Arthur C. Clarke, the author of 2001: A Space Odyssey and dozens of other "hard science fiction" stories, died today at the age of 90. Clarke was one of the pillars of the SF genre, alongside writers like Robert Heinlein, Poul Anderson, Robert Silverberg, Frederik Pohl, and others.
To be honest, Clarke was a hit-or-miss writer. Many of his books are not worth reading, especially the sequels to his better novels. However, when he hit, he hit hard, with lasting effects.
Forget the fact that one of the most famous movies of all time is based on one of his books. (Or that it's still a watchable, interesting movie.) Clarke also helped cement science fiction as fiction about science, not just a futuristic backdrop for plots transplanted from Westerns or Regency romances.
Clarke's greatest gift was to help us experience the mystery and splendor of the universe, as seen through the lens of science.

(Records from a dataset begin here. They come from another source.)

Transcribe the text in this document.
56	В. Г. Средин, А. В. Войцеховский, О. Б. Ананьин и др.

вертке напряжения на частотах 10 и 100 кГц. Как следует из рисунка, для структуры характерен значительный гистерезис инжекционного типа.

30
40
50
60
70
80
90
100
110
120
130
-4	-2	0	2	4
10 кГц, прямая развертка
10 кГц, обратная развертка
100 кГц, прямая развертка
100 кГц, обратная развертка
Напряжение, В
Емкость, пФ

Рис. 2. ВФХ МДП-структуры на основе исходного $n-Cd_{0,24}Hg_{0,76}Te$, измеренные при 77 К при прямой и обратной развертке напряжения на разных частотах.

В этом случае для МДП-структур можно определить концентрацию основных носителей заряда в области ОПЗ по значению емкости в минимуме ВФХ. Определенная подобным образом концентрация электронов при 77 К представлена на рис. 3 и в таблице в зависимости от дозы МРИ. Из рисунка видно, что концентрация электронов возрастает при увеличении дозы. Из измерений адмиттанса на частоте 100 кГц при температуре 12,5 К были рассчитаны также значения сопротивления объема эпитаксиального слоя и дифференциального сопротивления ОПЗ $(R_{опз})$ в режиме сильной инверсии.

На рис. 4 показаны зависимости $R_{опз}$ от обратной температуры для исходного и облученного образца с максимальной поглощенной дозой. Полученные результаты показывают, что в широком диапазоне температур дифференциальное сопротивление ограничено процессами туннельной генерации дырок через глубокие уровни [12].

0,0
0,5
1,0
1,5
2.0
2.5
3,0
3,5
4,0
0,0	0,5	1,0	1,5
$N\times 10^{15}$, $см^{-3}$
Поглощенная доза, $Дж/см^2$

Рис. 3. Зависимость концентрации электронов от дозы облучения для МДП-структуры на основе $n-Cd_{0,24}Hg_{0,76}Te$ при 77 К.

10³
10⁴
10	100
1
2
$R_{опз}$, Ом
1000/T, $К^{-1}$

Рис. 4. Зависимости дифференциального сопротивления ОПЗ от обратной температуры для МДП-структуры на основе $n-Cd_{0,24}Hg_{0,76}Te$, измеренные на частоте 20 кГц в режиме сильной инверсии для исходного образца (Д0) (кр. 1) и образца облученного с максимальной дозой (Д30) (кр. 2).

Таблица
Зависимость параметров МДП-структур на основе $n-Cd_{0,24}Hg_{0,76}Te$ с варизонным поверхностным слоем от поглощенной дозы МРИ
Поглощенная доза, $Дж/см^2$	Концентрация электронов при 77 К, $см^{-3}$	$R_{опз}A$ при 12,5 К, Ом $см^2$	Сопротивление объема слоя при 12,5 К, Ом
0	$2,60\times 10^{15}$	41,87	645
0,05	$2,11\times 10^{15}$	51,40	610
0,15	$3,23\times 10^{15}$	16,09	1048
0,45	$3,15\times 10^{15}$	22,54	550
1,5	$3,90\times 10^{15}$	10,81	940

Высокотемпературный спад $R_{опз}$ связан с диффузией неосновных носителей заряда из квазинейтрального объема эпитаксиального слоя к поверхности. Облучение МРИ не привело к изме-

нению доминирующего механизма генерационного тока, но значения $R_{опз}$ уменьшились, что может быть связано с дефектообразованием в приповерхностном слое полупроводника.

Childhood's End, for example, was an even better Big Idea book that 2001 about the evolution of mankind. Rendezvous with Rama showed how our first contact with aliens probably would be utterly baffling. "A Meeting With Medusa" argued that, by the time we encounter these aliens, humans might not even be all that recognizable to people alive today. "The Nine Billion Names of God" is one of the most staggering short stories written in the 20th century.
Whenever you hear Clarke quoted, it's usually the line, "Any sufficiently advanced technology is indistinguishable from magic." I have greater fondness for a different Clarkean quote: "The truth, as always, will be far stranger." Anyone who has ever had a scientific career, or even just a genuine interest in science, knows exactly what he was talking about.
[Now that Gygax and Clarke passed away within about a week, we're going to start worrying about geek icons dying in threes. Beware, Larry Niven!]